Thursday, January 22, 2009

Loren: Sometimes my heart speaks japanese

I am not the most fluent of Japanese language students, but I do love, have loved, the japanese language and culture for over a decade now. The higher the level I go in japanese studies only serves to drive the fact that I have merely scraped the outer lining of the culture, deeper into my brain, humbling me in the process. There is something very Zen-like about learning about one's stupidity with the acquisition of knowledge which thus brings us closer to Enlightenment. Ohmmm. I am a pebble in the bubbling stream of life. Watch me bump along the river bed mindlessly.

It goes without saying, I am an english speaker.
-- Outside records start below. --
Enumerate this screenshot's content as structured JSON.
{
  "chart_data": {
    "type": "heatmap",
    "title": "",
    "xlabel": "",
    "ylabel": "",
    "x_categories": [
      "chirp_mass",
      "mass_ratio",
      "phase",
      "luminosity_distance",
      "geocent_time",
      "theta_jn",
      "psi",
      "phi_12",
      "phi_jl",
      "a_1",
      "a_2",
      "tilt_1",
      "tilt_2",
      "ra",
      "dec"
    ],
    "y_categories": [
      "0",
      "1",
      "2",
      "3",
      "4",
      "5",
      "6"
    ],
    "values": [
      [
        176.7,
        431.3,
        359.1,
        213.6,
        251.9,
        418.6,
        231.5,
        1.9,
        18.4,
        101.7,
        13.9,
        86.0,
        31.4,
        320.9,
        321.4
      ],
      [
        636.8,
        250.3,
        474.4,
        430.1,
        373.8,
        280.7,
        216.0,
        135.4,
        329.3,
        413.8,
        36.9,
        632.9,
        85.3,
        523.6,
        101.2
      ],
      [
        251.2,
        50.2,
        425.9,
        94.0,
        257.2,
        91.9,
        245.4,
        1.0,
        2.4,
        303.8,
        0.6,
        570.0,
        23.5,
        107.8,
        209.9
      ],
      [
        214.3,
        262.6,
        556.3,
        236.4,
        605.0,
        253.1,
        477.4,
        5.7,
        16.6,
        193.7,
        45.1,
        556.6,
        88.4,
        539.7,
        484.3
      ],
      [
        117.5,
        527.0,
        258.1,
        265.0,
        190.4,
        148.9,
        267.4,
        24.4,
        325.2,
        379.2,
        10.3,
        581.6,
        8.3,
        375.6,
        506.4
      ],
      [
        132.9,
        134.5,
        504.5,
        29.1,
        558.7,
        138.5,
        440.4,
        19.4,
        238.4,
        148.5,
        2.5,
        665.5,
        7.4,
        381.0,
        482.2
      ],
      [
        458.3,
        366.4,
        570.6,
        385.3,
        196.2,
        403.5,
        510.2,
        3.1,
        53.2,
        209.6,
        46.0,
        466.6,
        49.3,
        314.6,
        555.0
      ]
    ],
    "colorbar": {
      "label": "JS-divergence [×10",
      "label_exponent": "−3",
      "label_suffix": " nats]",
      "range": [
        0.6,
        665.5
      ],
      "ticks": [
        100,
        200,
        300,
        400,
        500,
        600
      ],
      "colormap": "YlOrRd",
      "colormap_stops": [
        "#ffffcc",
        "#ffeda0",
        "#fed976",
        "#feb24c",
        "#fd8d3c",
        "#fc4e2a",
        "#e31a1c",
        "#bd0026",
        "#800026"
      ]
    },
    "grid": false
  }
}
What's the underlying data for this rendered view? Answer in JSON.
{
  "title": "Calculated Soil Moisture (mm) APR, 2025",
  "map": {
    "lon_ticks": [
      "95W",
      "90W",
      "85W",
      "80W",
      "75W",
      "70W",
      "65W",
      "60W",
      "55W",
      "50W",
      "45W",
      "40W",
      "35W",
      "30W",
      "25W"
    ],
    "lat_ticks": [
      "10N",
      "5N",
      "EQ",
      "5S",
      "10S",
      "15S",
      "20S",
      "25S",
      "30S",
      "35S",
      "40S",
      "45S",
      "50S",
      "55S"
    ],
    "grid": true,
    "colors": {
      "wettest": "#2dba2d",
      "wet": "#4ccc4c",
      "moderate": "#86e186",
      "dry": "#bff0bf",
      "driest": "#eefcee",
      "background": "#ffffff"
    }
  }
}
A relatively fluent English speaker. (hah.) However, I find that when I wish to be gentler and softer, I tend to speak chinese. When I want to convey my vulnerability, I tend to express it in japanese. I suppose its pretty handy to have aspects of my character locked within language barriers. Considering that I speak english most of the time brings us to the natural assumption that I:

1. Rarely wish to be gentler or softer.
2. I hardly ever show my vulnerble side to others.

Well, its probably the case.

When I heard this TOHOSHINKI aka DBSK aka TVXQ aka TVfXQ (they seriously have many names and acronyms) - song, it summarised everything I feel towards Mr.Big2 now, especially in light of recent events. So even though I don't talk about it, here's the song to express it all! Neat. Saves me the trouble. And I think it might be appropriate for Tilly as a month or two. What's odd about TOHOSHINKI is that they are a South Korean boy band, who sings in both Japanese and Korean. Talk about closing cultural gaps, especially with Korean and Japan's turbulent history. 

I am more familiar with Japanese designers such as Comme des Garçons, Yohji Yamamoto, Tsumori Chisato, Limi Feu, Kenzo, Issey Miyake and Eley Kishimoto (half jap) but when it comes to Korean designers, I am woefully unschooled.  However, judging from Y & Kei's and Doo.Ri's collections, it would be remiss of me to overlook Korean fashion designers.

                    (Doo.Ri Spring 2009 RTW)     (Y & Kei Fall 2008 RTW)

(first above) New York based designer Doo-Ri Chung's recent collection has a feeling of lightness to it, with lightweight fabrics such as jersey and silks draped over the body silhouette gently, the cuts of the garments roomy through the hips and upper thighs and tapering to the ankle, creating movement with ruching and tie front details. After seeing gladiator, alien-inspired, times-are-tough, hard shelled collections cross the runway one after another, its a breath of fresh air to see a collection that suggests a return to modern femininity without sacrificing one's intelligence or comfort zone. (Read: No over-the-top florals, ruffles, taffeta, lace, corsets,strait laces, boobs pushed up and out.)

I haven't heard about Y & Kei's Gene Kang and Hanii Yoon prior to this entry, but anyone who defines their label's aesthetic as being "avant garde romantic" has my ears perked and my eyes sharpened. Mostly because they used one of my favourite words there, and its not the word 'romantic', mind you. Save for the sequinned impressionistic dresses (love!), I don't see much of the avant garde romantic in this particular collection, but would describe this collection as having a more edgy classicism angle. Its a rather eclectic collection, with bowler hats and winter coats that has a vintage London feel, and then with soft printed maxi dresses, followed with full skirts cinched in with narrow belts. Perhaps as a collection, its not the most cohesive, but as individual outfits, they are complete within themselves. And yes. I love each outfit as my own. 

On a parting note, I have thought that if I ever picked up the Korean language, I'd probably be using it to curse. Have you ever heard a korean swear? Heart stopping. Sometimes, even if they aren't swearing, they sound so brusque and rough that it makes you panic anyway. If cursing in French makes it sound like you're wiping your ass with silk (Matrix quote), then I think swearing in Korean is replacing the silk with sandpaper. Perfect to use on people who only comprehend the obvious and not the subtle.